Estimating the longitudinal magnetic field in the chromosphere of quiet-Sun magnetic concentrations

Abstract

Context. Details of the magnetic field in the quiet-Sun chromosphere are key to our understanding of essential aspects of the solar atmosphere. However, the strength and orientation of this magnetic field have not been thoroughly studied at high spatial resolution. Aims. We aim to determine the longitudinal magnetic field component (B∥) of quiet-Sun regions depending on their size. Methods. We estimated B∥ by applying the weak-field approximation to high-spatial-resolution Ca II 854.2 nm data taken with the Swedish 1 m Solar Telescope.
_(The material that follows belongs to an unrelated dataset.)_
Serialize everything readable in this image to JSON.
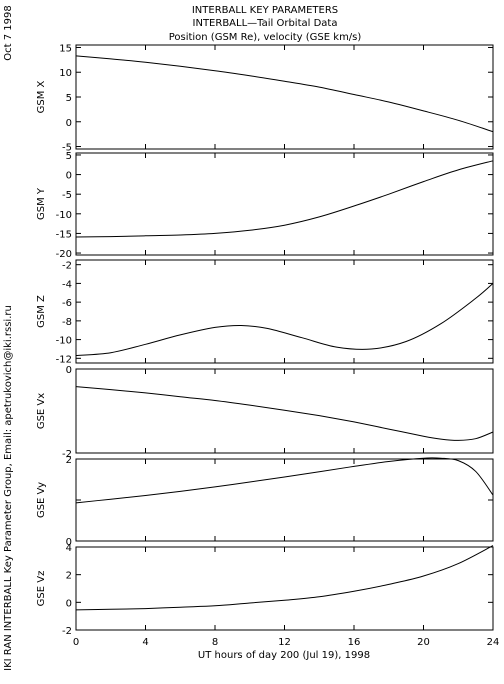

Specifically, we analyzed the estimates inferred for different spectral ranges using the data at the original cadence and temporally integrated signals. Results. The longitudinal magnetic field in each considered plasma structure correlates with its size. Using a spectral range restricted to the line core leads to chromospheric longitudinal fields varying from ∼50 G at the edges to 150–500 G at the center of the structure. These values increase as the spectral range widens due to the photospheric contribution. However, the difference between this contribution and the chromospheric one is not uniform for all structures. Small and medium-sized concentrations show a steeper height gradient in B∥ compared to their chromospheric values, so estimates for wider ranges are less trustworthy. Signal addition does not alleviate this situation as the height gradients in B∥ are consistent with time. Finally, despite the amplified noise levels that deconvolving processes may cause, data restored with the destretching technique show similar results, though are affected by smearing. Conclusions. We obtained B∥ estimates similar to those previously found, except for large concentrations and wide spectral ranges. In addition, we report a correlation between the height variation of B∥ compared to the chromospheric estimates and the concentration size. This correlation affects the difference between the photospheric and chromospheric magnetic flux values and the reliability of the estimates for wider spectral ranges.